Problems for the Big Ten, however, lurk just around the corner; if cable unbundling happens, either due to legislation or market pressures, and BTN is sold a la carte, they lose the vast majority of the premium sports subscribers in markets outside the 8 Big Ten states, and in the newly expanded markets like DC and New York, they only have access to subscribers who are huge Marlyand or Rutgers fans - a tiny fraction of the number of basic cable subscribers. It’s unclear whether the BTN would even be profitable under an a la carte system, let alone the cash cow it’s proven to be so far.

And so Jim Delany finds himself with an unlikely foe; if John McCain’s bill passes, the economics of the BTN, which were the underpinnings of conference expansion, stop working, and the newly added members of the Big Ten only serve to dilute the quality of the football product of the nation’s oldest conference.

Even if content providers like the Big Ten get their way and defeat this bill, which is likely, it seems to be only a matter of time until cable unbundling happens. When it does, we’ll likely be in for another round of conference shuffling as schools try to figure out how to finance costly cross-country sports programs that rely on huge payouts from conference TV networks.

[1] The Big Ten is not alone here, they were just the primary instigator of the conference expansion. Both the Pac-10/12 and SEC are trying a similar play, with the Pac 12 creating their own television networks while cutting out a large equity partner like Fox.

[2] 5 national championships, 10 undefeated seasons, 43 conference championships, 53 consensus All-Americans.

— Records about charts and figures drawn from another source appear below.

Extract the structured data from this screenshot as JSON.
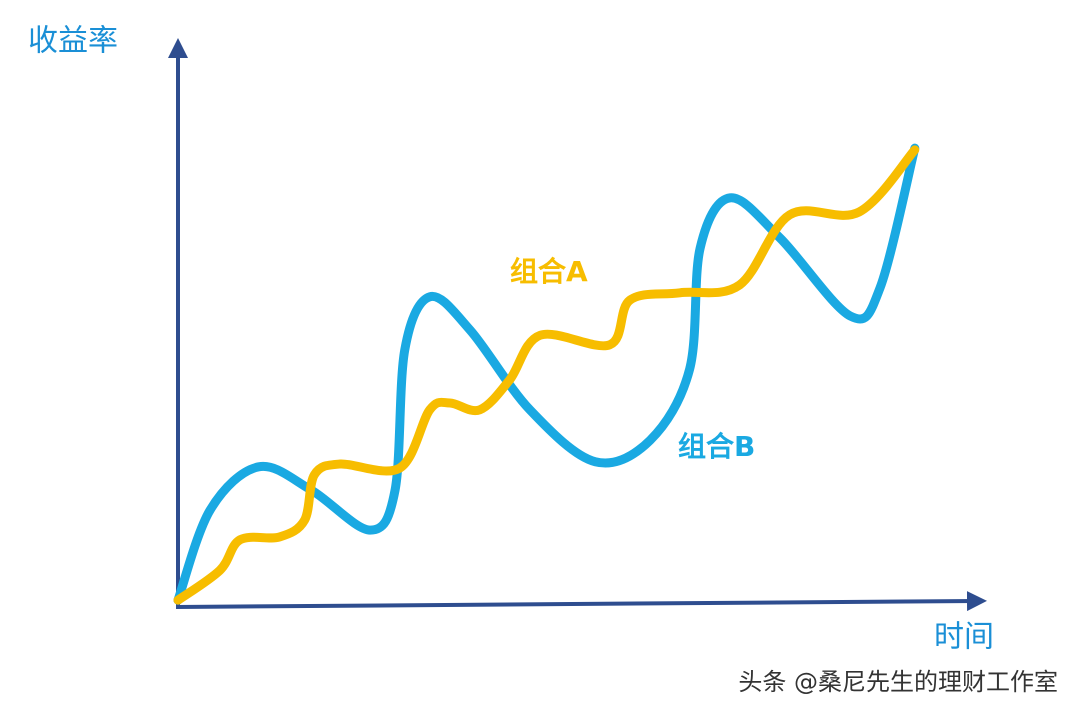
{
  "chart_data": {
    "type": "line",
    "y_label": "收益率",
    "x_label": "时间",
    "source": "头条 @桑尼先生的理财工作室",
    "xlim": [
      0,
      100
    ],
    "ylim": [
      0,
      100
    ],
    "axis_color": "#2e4d8f",
    "series": [
      {
        "name": "组合A",
        "color": "#f7bd00",
        "x": [
          0,
          5.2,
          7.7,
          12.6,
          15.7,
          16.9,
          20.1,
          27.5,
          31.2,
          33.7,
          37.4,
          41.1,
          44.9,
          53.5,
          56,
          62.2,
          69.6,
          75.8,
          84.4,
          91.3
        ],
        "values": [
          0.5,
          5.8,
          11.2,
          11.7,
          14.7,
          22.7,
          24.6,
          23.9,
          34.2,
          35.4,
          34.2,
          39.5,
          47.4,
          45.7,
          53.6,
          54.9,
          56.3,
          68.7,
          69.2,
          80.2
        ]
      },
      {
        "name": "组合B",
        "color": "#1aa9e2",
        "x": [
          0,
          4,
          10,
          16.5,
          23.8,
          26.9,
          28.1,
          31.2,
          36.2,
          43.6,
          51.7,
          58.5,
          63.4,
          64.7,
          68.4,
          74.6,
          83.3,
          87.0,
          91.3
        ],
        "values": [
          0.5,
          16.5,
          24.1,
          20,
          12.9,
          20,
          44.8,
          54.2,
          48.3,
          34.2,
          25,
          28.8,
          41.4,
          62.8,
          71.7,
          64.6,
          50.8,
          55.8,
          80.5
        ]
      }
    ]
  }
}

[3] NCAA rules stipulate that a conference has to have at least 12 members to have a championship game

[4] According to ESPN, Fox is paying $145m over six years for the Big Ten football championship game alone

[5] Rutgers is 5-8 in bowl games,and has never gone to a major bowl. It won a Big East Championship in 2012. Maryland is 1-4 in major bowls, and 11-11-2 in all bowls, with 2 national championships.

[6] Reported figures vary, and probably fluctuate by television market and provider, but the figures I’ve seen are $0.88 and $0.05, $0.70 and $0.10, $1.10 and $0.10

[7] It has contributed $42.5m to each member school since its inception in 2006

[8] #1 and #8, respectively. Baltimore (#27) and New Jersey are also contributors.